Abstract

To address the increasing global prevalence of type 2 diabetes healthcare organisations have been contemplating different screening and intervention strategies. Patient acceptability is a key criterion of a screening programme. To explore the perspectives of those invited to attend the MY-WAIST screening study for type 2 diabetes, particularly explanations for attending or not, and views on the specific screening strategy. Qualitative study of 11 general practices in Leicestershire, UK. Semi-structured interviews were conducted with 24 individuals (40-69 years) invited to attend the MY-WAIST screening study, comprising 13 who attended and 11 who did not attend the screening.

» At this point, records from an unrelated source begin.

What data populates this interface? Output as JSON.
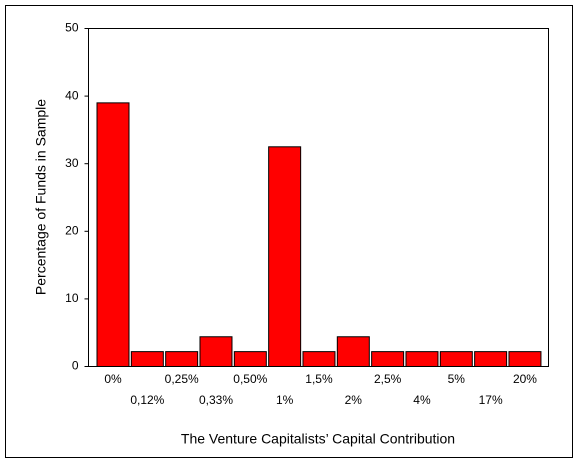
{
  "chart_data": {
    "type": "bar",
    "x_label": "The Venture Capitalists’ Capital Contribution",
    "y_label": "Percentage of Funds in Sample",
    "categories": [
      "0%",
      "0,12%",
      "0,25%",
      "0,33%",
      "0,50%",
      "1%",
      "1,5%",
      "2%",
      "2,5%",
      "4%",
      "5%",
      "17%",
      "20%"
    ],
    "values": [
      39,
      2.2,
      2.2,
      4.4,
      2.2,
      32.5,
      2.2,
      4.4,
      2.2,
      2.2,
      2.2,
      2.2,
      2.2
    ],
    "color": "#ff0000",
    "ylim": [
      0,
      50
    ],
    "yticks": [
      0,
      10,
      20,
      30,
      40,
      50
    ],
    "grid": false
  }
}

Additional data included reply slips from 73 individuals who declined the offer of screening. Analysis was informed by the constant comparative method. Two categories of influence on the decision about attending screening emerged. 1) Beliefs about type 2 diabetes candidacy and type 2 diabetes was more common among those who had attended; lack of perceived severity of type 2 diabetes was more common among those who did not attend. 2) Practical aspects about the screening strategy: the lengthy, early morning screening appointments were a barrier to uptake; screening attendees found the procedure largely acceptable. Pre-screening waist self-measurement was more memorable than the remainder of the risk-score calculation; neither impacted on uptake. The barriers to screening uptake highlighted contribute to current debates about different screening and diagnostic tests for type 2 diabetes and future risk of type 2 diabetes. The findings are useful for those contemplating implementation of screening programmes for identifying type 2 diabetes and pre-diabetes.